Sommers' book includes many stories of ordinary people in situations where their actions might have left many of us judging them as bad or heartless people. Sommers shows us how easily we could have (and probably have) been guilty of similar actions in similar circumstances. Sommers calls this type of judgment What You See Is What Is What You Get (WYSIWYG). A benign example from Sommers' own experience: getting irritated with a driver that won't leave their parking space so Sommers can pull into it it; thinking the driver selfish or mean-spirited. Sommers later learned that (a) he knew the driver (and knew him not to be selfish or mean-spirited), and (b) the car wouldn't start and had to be towed.

My favorite chapter is Chapter 4: You're Not the Person You Thought You Were. This chapter was fresh on my mind when I wrote It's Not Your Fault. There were a lot of things at play when I said, "I do." Like, being 7 months pregnant with our second child. Even before legally wedding him, I now recognize how much fear factored into my decisions when I stayed with him, or went back to him. Some of that fear was of my own making, and X exploited those fears to make me feel like being with him was my best option. I'm not necessarily a fearful person, nor was I then, but in context with being in love with him, I found myself in a situation I never thought could happen to me.
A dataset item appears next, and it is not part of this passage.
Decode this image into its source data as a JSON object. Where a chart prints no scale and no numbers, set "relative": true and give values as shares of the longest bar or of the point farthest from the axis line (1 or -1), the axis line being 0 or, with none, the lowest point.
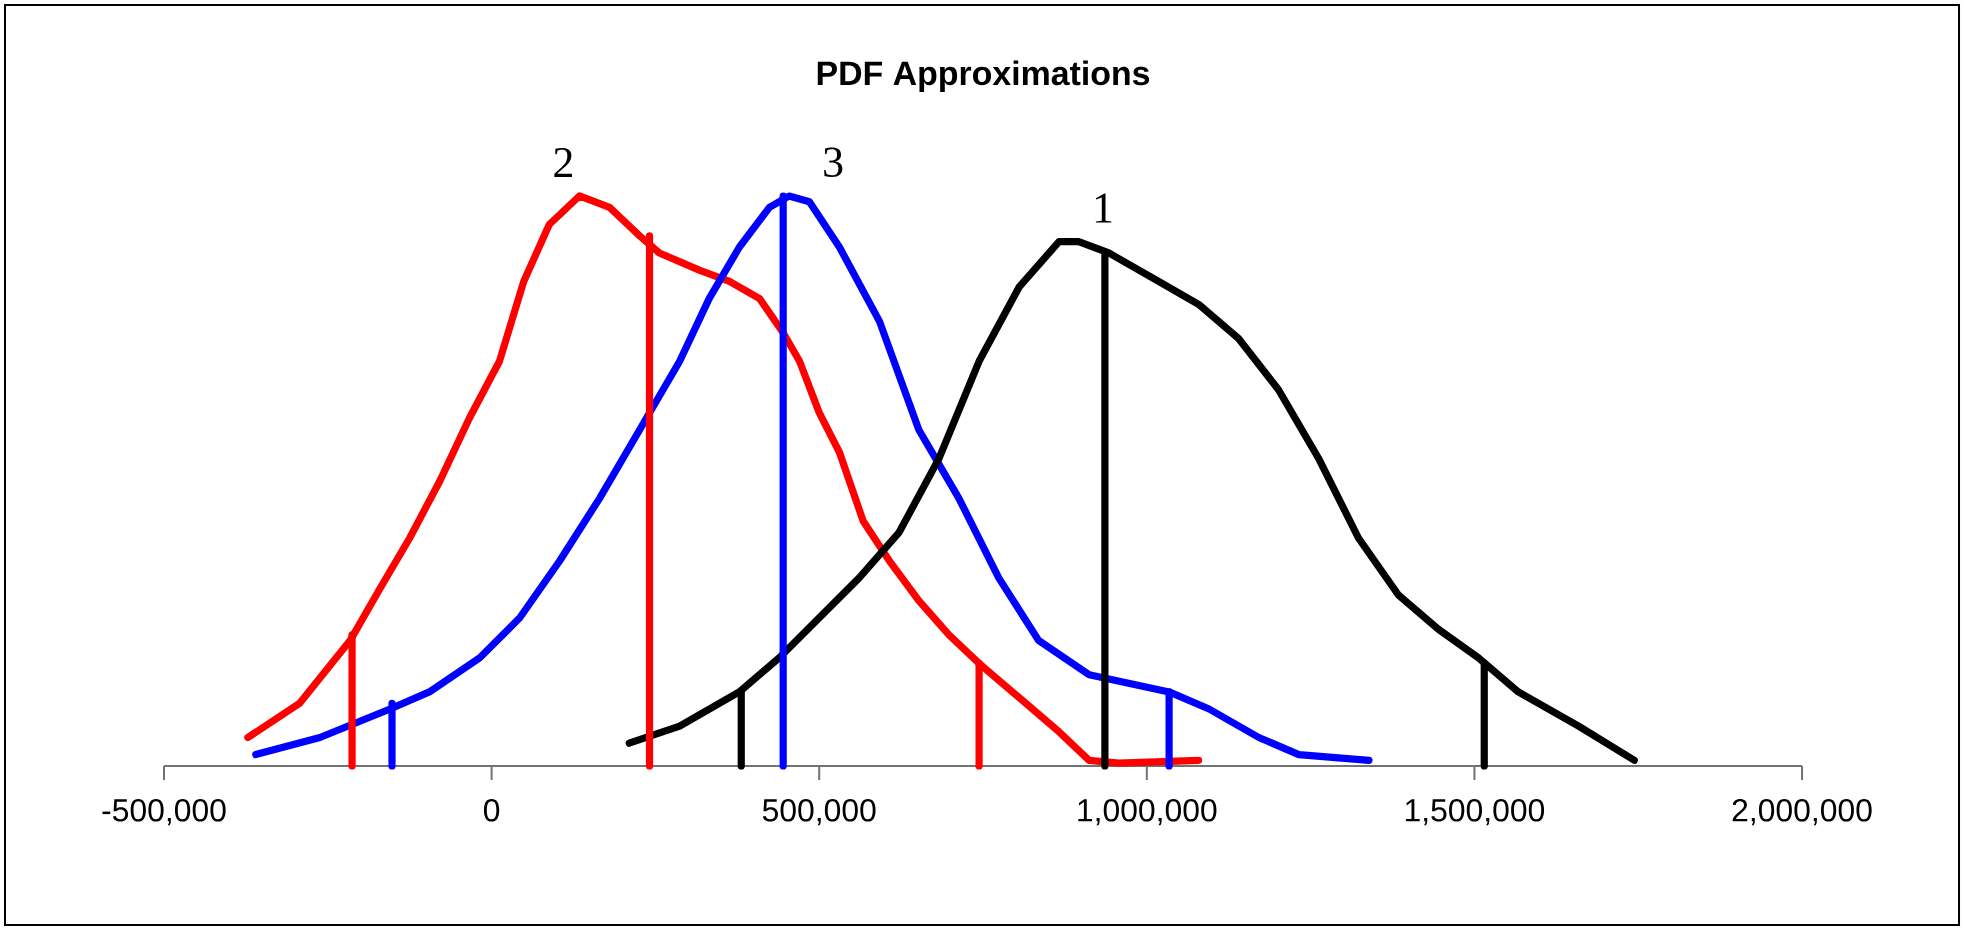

Situation Matters helped me see that while I'll never know myself completely, I don't have to judge myself because of one action, and future actions will continue to change me. Of course, I hope for the better, but I know that won't always be the case, either. Nor will one action dictate the rest of my daughters' lives.

Sommers goes into a lot more detail of how context matters on a variety of levels: from dozens of witnesses who did nothing when a boy was kidnapped and beaten to the assumptions of gender differences, race relations, and even the idea of soul mates. Sommers is rarely preachy, often witty, and balances scientific evidence with great personal anecdotes to keep from feeling like you're in a lecture hall. 

As hard as it may be to deal with the consequences of X, I do think the girls are better off for already understanding how to balance situations with personality.

Disclosure: I was given an advance copy of the book to read for participating in TLC's Book Tour.

2 comments:

BigLittleWolf said...

What a great perspective and wonderful examples, April. This sounds like a good read.

And how compassionately and delicately you handle your daughters' questions. While still providing them the ability to love their father.

Anonymous said...

Wow, it sounds like you really connected with this book on a personal level. I'm so glad you were a part of this tour - it seems this one was a great fit for you!